Because of the impending power outage in the Evergreen area in 2019, the Evergreen Valley College campus was closed for two days. The closure allowed me to watch Game 5 of the NLDS on TV between the Atlanta Braves and the St. Louis Cardinals. In the first inning of that game, the Braves allowed a then playoff record ten runs. They allowed three more runs in the next two innings for a total of thirteen runs over the first three innings.

In the final six innings of that game, they allowed zero runs. However, the thirteen runs were too much to overcome and the Braves' season ended. The following postseason (2020), the Braves' pitching picked up from where they left off the previous year. In the first 64 innings of the 2020 postseason, they allowed six runs. Those 64 innings started with a
13-inning 1-0 duel against the Cincinnati Reds.

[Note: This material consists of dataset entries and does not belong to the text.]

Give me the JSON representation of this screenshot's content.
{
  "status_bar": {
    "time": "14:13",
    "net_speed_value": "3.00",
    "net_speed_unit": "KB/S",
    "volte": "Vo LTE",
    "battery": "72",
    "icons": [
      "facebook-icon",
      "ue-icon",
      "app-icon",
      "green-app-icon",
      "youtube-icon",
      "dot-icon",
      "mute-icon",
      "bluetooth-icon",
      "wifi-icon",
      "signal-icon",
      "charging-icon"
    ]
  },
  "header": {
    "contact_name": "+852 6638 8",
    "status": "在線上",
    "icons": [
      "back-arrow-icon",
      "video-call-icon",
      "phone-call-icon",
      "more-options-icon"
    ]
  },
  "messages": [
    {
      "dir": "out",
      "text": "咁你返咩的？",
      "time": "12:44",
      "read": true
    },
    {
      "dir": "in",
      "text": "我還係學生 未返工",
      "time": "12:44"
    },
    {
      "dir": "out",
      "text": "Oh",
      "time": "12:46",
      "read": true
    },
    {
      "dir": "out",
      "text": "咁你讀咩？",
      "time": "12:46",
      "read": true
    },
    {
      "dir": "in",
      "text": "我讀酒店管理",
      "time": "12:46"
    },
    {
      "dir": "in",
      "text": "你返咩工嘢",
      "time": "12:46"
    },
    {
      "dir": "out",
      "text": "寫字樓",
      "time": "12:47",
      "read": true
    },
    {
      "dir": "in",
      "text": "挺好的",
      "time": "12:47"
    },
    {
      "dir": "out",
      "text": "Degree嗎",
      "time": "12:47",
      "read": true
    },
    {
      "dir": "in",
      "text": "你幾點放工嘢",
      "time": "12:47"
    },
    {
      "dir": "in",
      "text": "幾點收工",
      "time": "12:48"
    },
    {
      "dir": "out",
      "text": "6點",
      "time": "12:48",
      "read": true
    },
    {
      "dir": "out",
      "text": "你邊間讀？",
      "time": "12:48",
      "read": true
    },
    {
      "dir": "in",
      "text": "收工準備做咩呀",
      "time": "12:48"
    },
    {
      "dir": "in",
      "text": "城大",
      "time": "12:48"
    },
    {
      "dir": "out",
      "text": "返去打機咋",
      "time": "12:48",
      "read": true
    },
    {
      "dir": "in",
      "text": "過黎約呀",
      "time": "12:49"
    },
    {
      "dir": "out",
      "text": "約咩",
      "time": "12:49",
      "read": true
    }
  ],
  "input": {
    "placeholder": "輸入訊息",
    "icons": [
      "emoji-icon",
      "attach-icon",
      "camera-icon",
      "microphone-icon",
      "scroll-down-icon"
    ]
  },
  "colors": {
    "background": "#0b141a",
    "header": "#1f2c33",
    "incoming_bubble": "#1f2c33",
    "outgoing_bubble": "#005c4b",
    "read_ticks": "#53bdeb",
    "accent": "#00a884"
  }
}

The incredible 70-inning postseason stretch (6 innings in 2019, 64 innings in 2020) for the Braves pitchers ended when the Los Angeles Dodgers scored seven runs in the final three innings of Game 2 of the 2020 NLCS. The momentum carried into Game 3, when they scored eleven runs in the first inning. That broke the record set by the Cardinals during the aforementioned power outage. The Dodgers tacked on four more runs in the next two innings for
a total of fifteen runs in the first three innings. To summarize the Braves' up-and-down crazy 79-inning stretch: The Braves' historically great postseason pitching was sandwiched between historically bad postseason pitching. In the final four games of the 2020 NLCS, Braves' pitching was neither great nor bad. It was average: they allowed 16 runs (4.00 ERA).